This dataset enhances the ISPY1 data collection, with uniformly curated data, tumor annotations, and quantitative imaging features. This dataset includes a) uniformly processed scans that are harmonized to match the intensity and spatial characteristics, facilitating immediate use in computational studies, b) computationally-generated and manually-revised expert annotations of tumor regions, as well as c) a comprehensive set of quantitative imaging (also known as radiomic) features corresponding to the tumor regions.
The segmentations for the ISPY1/ACRIN 6657 dataset currently hosted on TCIA’s website describe a) the tumor volume of interest (VOI) and b) functional tumor volume (FTV).
- The provided tumor VOI is a 3D rectangular box enclosing the enhancing tumor region, while including peritumoral tissue.

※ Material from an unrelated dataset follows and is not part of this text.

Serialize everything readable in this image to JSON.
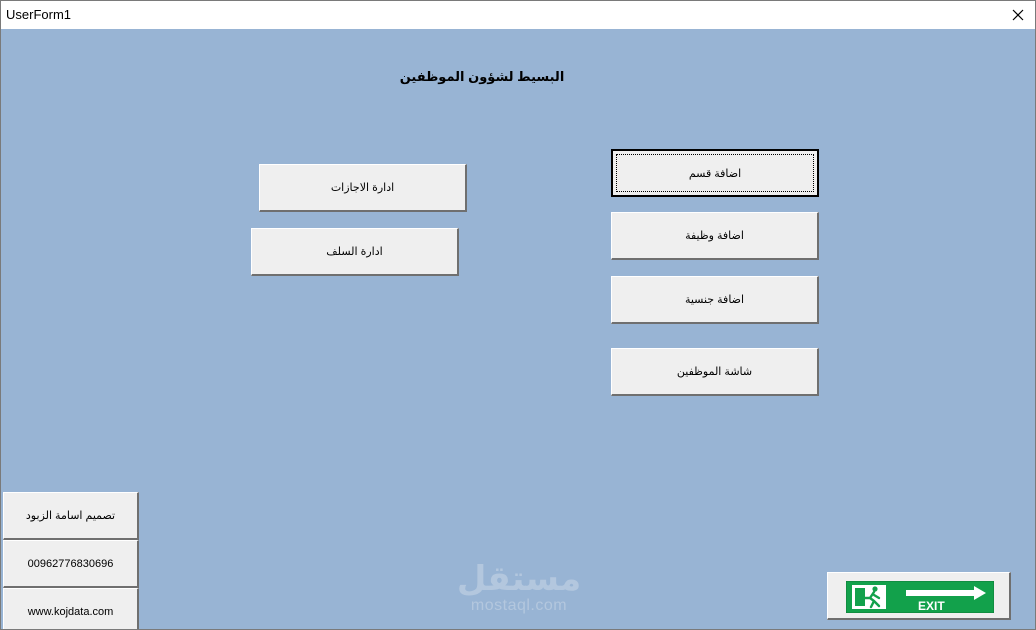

The VOI provides a general guideline of where the tumor is located within patient anatomy, but it does not delineate tumor boundaries or shape.

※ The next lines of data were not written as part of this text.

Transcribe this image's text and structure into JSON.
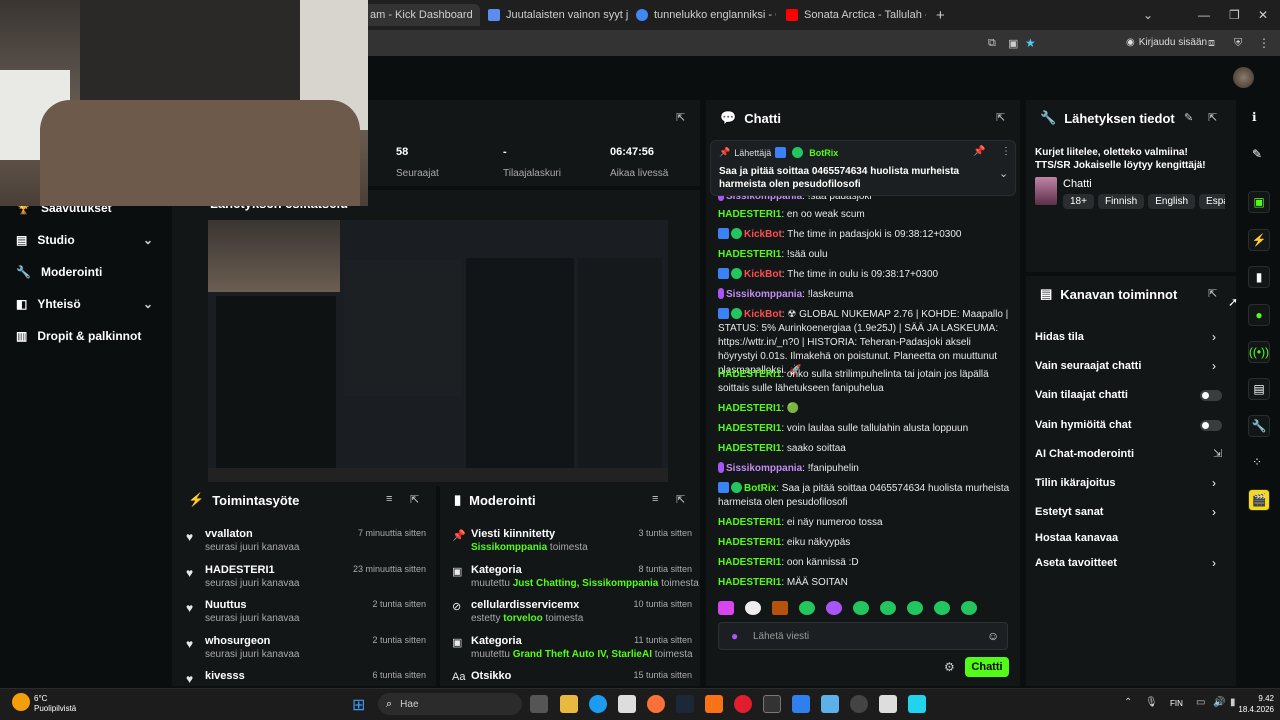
{
  "browser": {
    "tabs": [
      {
        "label": "am - Kick Dashboard",
        "color": "#53fc18"
      },
      {
        "label": "Juutalaisten vainon syyt ja aika",
        "color": "#5b8def"
      },
      {
        "label": "tunnelukko englanniksi - Googl",
        "color": "#4285f4"
      },
      {
        "label": "Sonata Arctica - Tallulah - YouT",
        "color": "#ff0000"
      }
    ],
    "new_tab": "+",
    "sign_in": "Kirjaudu sisään"
  },
  "stats": [
    {
      "value": "58",
      "label": "Seuraajat"
    },
    {
      "value": "-",
      "label": "Tilaajalaskuri"
    },
    {
      "value": "06:47:56",
      "label": "Aikaa livessä"
    }
  ],
  "preview_title": "Lähetyksen esikatselu",
  "nav": [
    {
      "label": "Saavutukset",
      "chevron": false
    },
    {
      "label": "Studio",
      "chevron": true
    },
    {
      "label": "Moderointi",
      "chevron": false
    },
    {
      "label": "Yhteisö",
      "chevron": true
    },
    {
      "label": "Dropit & palkinnot",
      "chevron": false
    }
  ],
  "activity": {
    "title": "Toimintasyöte",
    "items": [
      {
        "name": "vvallaton",
        "sub": "seurasi juuri kanavaa",
        "time": "7 minuuttia sitten"
      },
      {
        "name": "HADESTERI1",
        "sub": "seurasi juuri kanavaa",
        "time": "23 minuuttia sitten"
      },
      {
        "name": "Nuuttus",
        "sub": "seurasi juuri kanavaa",
        "time": "2 tuntia sitten"
      },
      {
        "name": "whosurgeon",
        "sub": "seurasi juuri kanavaa",
        "time": "2 tuntia sitten"
      },
      {
        "name": "kivesss",
        "sub": "",
        "time": "6 tuntia sitten"
      }
    ]
  },
  "moderation": {
    "title": "Moderointi",
    "items": [
      {
        "title": "Viesti kiinnitetty",
        "pre": "",
        "hl": "Sissikomppania",
        "post": " toimesta",
        "time": "3 tuntia sitten"
      },
      {
        "title": "Kategoria",
        "pre": "muutettu ",
        "hl": "Just Chatting, Sissikomppania",
        "post": " toimesta",
        "time": "8 tuntia sitten"
      },
      {
        "title": "cellulardisservicemx",
        "pre": "estetty ",
        "hl": "torveloo",
        "post": " toimesta",
        "time": "10 tuntia sitten"
      },
      {
        "title": "Kategoria",
        "pre": "muutettu ",
        "hl": "Grand Theft Auto IV, StarlieAI",
        "post": " toimesta",
        "time": "11 tuntia sitten"
      },
      {
        "title": "Otsikko",
        "pre": "",
        "hl": "",
        "post": "",
        "time": "15 tuntia sitten"
      }
    ]
  },
  "chat": {
    "title": "Chatti",
    "pinned_by": "Lähettäjä",
    "pinned_user": "BotRix",
    "pinned_text": "Saa ja pitää soittaa 0465574634 huolista murheista harmeista olen pesudofilosofi",
    "messages": [
      {
        "user": "Sissikomppania",
        "cls": "purple",
        "text": ": !saa padasjoki",
        "badges": [
          "mic"
        ]
      },
      {
        "user": "HADESTERI1",
        "cls": "",
        "text": ": en oo weak scum",
        "badges": []
      },
      {
        "user": "KickBot",
        "cls": "red",
        "text": ": The time in padasjoki is 09:38:12+0300",
        "badges": [
          "blue",
          "green"
        ]
      },
      {
        "user": "HADESTERI1",
        "cls": "",
        "text": ": !sää oulu",
        "badges": []
      },
      {
        "user": "KickBot",
        "cls": "red",
        "text": ": The time in oulu is 09:38:17+0300",
        "badges": [
          "blue",
          "green"
        ]
      },
      {
        "user": "Sissikomppania",
        "cls": "purple",
        "text": ": !laskeuma",
        "badges": [
          "mic"
        ]
      },
      {
        "user": "KickBot",
        "cls": "red",
        "text": ": ☢ GLOBAL NUKEMAP 2.76 | KOHDE: Maapallo | STATUS: 5% Aurinkoenergiaa (1.9e25J) | SÄÄ JA LASKEUMA: https://wttr.in/_n?0 | HISTORIA: Teheran-Padasjoki akseli höyrystyi 0.01s. Ilmakehä on poistunut. Planeetta on muuttunut plasmapalloksi. 🚀",
        "badges": [
          "blue",
          "green"
        ]
      },
      {
        "user": "HADESTERI1",
        "cls": "",
        "text": ": onko sulla strilimpuhelinta tai jotain jos läpällä soittais sulle lähetukseen fanipuhelua",
        "badges": []
      },
      {
        "user": "HADESTERI1",
        "cls": "",
        "text": ": 🟢",
        "badges": []
      },
      {
        "user": "HADESTERI1",
        "cls": "",
        "text": ": voin laulaa sulle tallulahin alusta loppuun",
        "badges": []
      },
      {
        "user": "HADESTERI1",
        "cls": "",
        "text": ": saako soittaa",
        "badges": []
      },
      {
        "user": "Sissikomppania",
        "cls": "purple",
        "text": ": !fanipuhelin",
        "badges": [
          "mic"
        ]
      },
      {
        "user": "BotRix",
        "cls": "",
        "text": ": Saa ja pitää soittaa 0465574634 huolista murheista harmeista olen pesudofilosofi",
        "badges": [
          "blue",
          "green"
        ]
      },
      {
        "user": "HADESTERI1",
        "cls": "",
        "text": ": ei näy numeroo tossa",
        "badges": []
      },
      {
        "user": "HADESTERI1",
        "cls": "",
        "text": ": eiku näkyypäs",
        "badges": []
      },
      {
        "user": "HADESTERI1",
        "cls": "",
        "text": ": oon kännissä :D",
        "badges": []
      },
      {
        "user": "HADESTERI1",
        "cls": "",
        "text": ": MÄÄ SOITAN",
        "badges": []
      }
    ],
    "input_placeholder": "Lähetä viesti",
    "send_label": "Chatti"
  },
  "stream_info": {
    "title": "Lähetyksen tiedot",
    "text": "Kurjet liitelee, oletteko valmiina! TTS/SR Jokaiselle löytyy kengittäjä!",
    "category": "Chatti",
    "tags": [
      "18+",
      "Finnish",
      "English",
      "Españ"
    ]
  },
  "channel_actions": {
    "title": "Kanavan toiminnot",
    "items": [
      {
        "label": "Hidas tila",
        "type": "chevron"
      },
      {
        "label": "Vain seuraajat chatti",
        "type": "chevron"
      },
      {
        "label": "Vain tilaajat chatti",
        "type": "toggle"
      },
      {
        "label": "Vain hymiöitä chat",
        "type": "toggle"
      },
      {
        "label": "AI Chat-moderointi",
        "type": "external"
      },
      {
        "label": "Tilin ikärajoitus",
        "type": "chevron"
      },
      {
        "label": "Estetyt sanat",
        "type": "chevron"
      },
      {
        "label": "Hostaa kanavaa",
        "type": "none"
      },
      {
        "label": "Aseta tavoitteet",
        "type": "chevron"
      }
    ]
  },
  "taskbar": {
    "temp": "6°C",
    "weather": "Puolipilvistä",
    "search": "Hae",
    "lang": "FIN",
    "time": "9.42",
    "date": "18.4.2026"
  }
}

- The FTV segmentations describe only enhancing voxels in the tumor, i.e., defined by peak enhancement or signal enhancement ratio criteria.

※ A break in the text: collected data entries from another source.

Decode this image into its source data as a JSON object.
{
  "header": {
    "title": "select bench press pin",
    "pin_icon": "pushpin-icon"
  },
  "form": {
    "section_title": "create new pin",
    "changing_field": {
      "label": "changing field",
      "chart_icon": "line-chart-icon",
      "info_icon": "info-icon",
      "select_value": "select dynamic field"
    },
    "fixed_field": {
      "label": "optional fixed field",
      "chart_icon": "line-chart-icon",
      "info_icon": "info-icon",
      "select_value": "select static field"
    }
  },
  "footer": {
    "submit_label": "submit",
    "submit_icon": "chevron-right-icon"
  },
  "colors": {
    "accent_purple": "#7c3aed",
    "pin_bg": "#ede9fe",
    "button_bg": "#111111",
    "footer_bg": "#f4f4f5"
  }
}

These currently provided segmentations do not include non-enhancing portions of the tumor volume, which represent a significant portion of the disease burden that needs to be studied to better understand and quantify the disease.
The segmentations in these new analysis results are for the entire 3D primary lesion, including both the enhancing and the non-enhancing tumor regions, therefore defining the structural tumor volume (STV). These STV annotations were generated by manually delineating the primary lesion volume, after confirming the location of the primary lesion from the provided VOI and FTV. The STV annotations were reviewed and approved by a board-certified, fellowship-trained breast radiologist, and are statistically significantly different from FTV.
We believe these STV annotations will allow analyses of the entire disease burden and analyses of tumor heterogeneity regarding contrast uptake, contributing to further expanding our mechanistic understanding of the disease potentially leading to improved patient management.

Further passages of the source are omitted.